3. There's international politics and a grubby, cynical worldview. In some ways, this fits. I admire the neatness of keeping the authorities out of the picture by having them cynically deciding that the terrorists' current hostage would be more useful dead. Subjects like child soldiers, though, get introduced without much depth.
4. The girls have big breasts and are mostly lesbians, which is liable to make them stalkers, gropers and/or mentally ill psychos. (Lesbians are common in anime, admittedly, since there's a segment of anime fandom that hates seeing male characters at all. This anime's level of predominance, though, has tipped over into "trashy".)
5. Apparently, the manga's even more extreme. It has severed heads in the post, prostitutes at work in a brothel and goblins raping schoolgirls. (You can tell where those scenes go in the anime, but here they're less explicit.)
Oh, and the show's not great-looking either. The art style and character designs are pretty simple.

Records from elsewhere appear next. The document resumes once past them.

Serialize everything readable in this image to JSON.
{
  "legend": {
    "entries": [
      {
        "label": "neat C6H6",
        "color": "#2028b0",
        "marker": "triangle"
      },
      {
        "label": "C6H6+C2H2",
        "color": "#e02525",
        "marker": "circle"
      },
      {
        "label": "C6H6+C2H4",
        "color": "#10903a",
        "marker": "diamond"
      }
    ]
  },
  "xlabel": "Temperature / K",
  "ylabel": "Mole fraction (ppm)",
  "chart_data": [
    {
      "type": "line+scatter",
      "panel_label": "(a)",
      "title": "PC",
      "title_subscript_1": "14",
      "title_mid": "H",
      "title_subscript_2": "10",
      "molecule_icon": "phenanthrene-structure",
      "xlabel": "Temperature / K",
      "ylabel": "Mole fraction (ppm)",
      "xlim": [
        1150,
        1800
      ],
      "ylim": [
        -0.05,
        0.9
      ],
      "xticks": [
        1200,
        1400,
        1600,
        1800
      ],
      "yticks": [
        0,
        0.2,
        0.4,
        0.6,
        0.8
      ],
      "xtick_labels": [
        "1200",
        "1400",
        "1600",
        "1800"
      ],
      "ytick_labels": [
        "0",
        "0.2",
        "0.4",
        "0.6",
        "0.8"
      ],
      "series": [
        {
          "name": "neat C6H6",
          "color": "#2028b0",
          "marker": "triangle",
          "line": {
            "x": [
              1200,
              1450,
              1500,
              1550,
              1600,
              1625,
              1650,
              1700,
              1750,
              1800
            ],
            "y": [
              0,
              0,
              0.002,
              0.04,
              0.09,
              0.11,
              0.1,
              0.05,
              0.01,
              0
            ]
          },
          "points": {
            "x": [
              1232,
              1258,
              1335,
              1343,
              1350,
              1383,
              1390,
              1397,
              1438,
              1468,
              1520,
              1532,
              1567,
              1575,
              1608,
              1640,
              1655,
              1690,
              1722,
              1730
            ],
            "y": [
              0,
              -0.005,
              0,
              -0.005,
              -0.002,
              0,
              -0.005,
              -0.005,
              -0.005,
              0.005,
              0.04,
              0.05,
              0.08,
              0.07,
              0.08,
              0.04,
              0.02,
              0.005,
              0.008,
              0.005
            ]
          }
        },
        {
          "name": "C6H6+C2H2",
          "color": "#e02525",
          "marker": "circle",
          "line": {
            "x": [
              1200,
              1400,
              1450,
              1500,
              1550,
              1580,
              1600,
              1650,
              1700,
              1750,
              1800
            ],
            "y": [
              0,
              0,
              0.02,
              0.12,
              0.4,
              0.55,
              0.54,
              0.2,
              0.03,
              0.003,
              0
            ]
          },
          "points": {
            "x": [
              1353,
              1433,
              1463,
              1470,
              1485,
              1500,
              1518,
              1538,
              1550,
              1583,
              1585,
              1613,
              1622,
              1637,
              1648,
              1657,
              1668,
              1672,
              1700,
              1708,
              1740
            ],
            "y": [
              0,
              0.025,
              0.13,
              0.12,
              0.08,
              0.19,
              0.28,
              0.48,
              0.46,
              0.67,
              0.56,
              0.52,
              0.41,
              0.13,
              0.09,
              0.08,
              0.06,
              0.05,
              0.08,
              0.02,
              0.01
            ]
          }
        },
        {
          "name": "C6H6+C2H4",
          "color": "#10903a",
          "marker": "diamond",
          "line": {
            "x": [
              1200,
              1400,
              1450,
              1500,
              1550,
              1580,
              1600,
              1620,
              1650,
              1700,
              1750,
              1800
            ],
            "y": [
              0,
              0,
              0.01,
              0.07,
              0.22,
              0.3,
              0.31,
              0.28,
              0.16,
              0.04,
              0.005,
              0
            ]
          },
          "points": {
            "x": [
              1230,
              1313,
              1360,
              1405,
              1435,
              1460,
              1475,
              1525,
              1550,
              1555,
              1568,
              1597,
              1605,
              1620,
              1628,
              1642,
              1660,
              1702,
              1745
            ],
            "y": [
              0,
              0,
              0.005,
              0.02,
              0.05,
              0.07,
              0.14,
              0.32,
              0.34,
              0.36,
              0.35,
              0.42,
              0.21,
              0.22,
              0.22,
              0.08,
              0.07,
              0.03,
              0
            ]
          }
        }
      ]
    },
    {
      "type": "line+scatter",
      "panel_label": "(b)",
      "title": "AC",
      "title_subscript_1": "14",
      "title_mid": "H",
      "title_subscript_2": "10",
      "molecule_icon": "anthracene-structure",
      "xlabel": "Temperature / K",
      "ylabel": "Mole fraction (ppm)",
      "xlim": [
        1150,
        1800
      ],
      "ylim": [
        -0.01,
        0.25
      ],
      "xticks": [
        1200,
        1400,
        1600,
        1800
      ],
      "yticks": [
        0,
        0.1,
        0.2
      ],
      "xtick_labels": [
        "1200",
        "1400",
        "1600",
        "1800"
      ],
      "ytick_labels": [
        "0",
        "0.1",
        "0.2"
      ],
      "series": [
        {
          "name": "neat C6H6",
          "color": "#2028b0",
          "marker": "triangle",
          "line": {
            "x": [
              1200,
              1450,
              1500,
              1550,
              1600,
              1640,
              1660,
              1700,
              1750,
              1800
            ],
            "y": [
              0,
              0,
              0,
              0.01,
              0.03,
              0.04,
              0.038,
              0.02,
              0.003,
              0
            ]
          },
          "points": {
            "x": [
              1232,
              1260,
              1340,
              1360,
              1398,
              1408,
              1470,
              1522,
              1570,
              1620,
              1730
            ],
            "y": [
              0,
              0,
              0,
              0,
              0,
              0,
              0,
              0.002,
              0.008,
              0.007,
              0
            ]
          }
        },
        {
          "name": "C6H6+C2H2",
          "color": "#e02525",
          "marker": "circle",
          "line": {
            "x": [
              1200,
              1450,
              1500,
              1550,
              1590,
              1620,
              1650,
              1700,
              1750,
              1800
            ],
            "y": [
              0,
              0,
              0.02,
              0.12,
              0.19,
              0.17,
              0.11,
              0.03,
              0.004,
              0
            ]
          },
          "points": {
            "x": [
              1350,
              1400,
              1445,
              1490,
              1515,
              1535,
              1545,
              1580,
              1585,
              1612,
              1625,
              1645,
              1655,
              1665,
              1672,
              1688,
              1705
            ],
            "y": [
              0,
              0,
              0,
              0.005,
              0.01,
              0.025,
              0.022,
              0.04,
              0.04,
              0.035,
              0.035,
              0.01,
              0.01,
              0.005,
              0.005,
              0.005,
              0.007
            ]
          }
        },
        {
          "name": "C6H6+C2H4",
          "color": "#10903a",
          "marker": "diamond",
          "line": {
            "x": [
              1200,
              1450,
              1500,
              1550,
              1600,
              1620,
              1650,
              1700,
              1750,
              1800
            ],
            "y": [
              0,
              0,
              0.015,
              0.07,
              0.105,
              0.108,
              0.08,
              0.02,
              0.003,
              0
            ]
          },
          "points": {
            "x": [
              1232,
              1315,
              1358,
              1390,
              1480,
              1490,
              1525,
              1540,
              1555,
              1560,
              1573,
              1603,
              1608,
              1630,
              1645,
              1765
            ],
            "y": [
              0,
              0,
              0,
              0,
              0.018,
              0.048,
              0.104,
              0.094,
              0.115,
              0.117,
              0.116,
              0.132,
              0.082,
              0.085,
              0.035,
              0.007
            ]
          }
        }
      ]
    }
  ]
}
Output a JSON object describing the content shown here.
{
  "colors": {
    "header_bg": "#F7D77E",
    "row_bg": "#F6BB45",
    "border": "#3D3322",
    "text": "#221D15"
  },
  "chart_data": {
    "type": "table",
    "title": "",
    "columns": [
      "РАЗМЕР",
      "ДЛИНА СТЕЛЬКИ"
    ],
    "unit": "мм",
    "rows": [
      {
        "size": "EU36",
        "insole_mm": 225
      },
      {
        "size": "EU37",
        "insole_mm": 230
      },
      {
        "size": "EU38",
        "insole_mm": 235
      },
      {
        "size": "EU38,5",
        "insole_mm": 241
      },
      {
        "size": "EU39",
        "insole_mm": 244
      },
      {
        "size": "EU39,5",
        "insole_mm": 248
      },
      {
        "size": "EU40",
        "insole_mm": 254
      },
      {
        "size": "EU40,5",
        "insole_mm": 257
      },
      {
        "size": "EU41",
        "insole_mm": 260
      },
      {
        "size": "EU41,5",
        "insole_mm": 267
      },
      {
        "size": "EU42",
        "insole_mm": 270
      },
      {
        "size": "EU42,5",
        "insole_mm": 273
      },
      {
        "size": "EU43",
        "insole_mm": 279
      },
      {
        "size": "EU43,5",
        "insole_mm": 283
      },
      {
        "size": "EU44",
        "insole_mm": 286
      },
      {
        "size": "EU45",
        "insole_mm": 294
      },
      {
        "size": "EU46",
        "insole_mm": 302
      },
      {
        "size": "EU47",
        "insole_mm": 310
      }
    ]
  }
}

Is this a good show? Actually, to be honest, I sort of like it. It's wallowing in macho military grimdark and being fairly shallow about some sensitive topics, but it's also quite fun. It's too dumb and action-packed to be depressing. Besides, I think Asuka holds it together. The show would look a lot better if it hadn't plunged off the "every kind of stupid" torture cliff with Kurumi. (Those scenes should be offensive, but... again, the show's too dumb and lurid for that.) It's got absolutely nothing to say about the magical girl genre, though.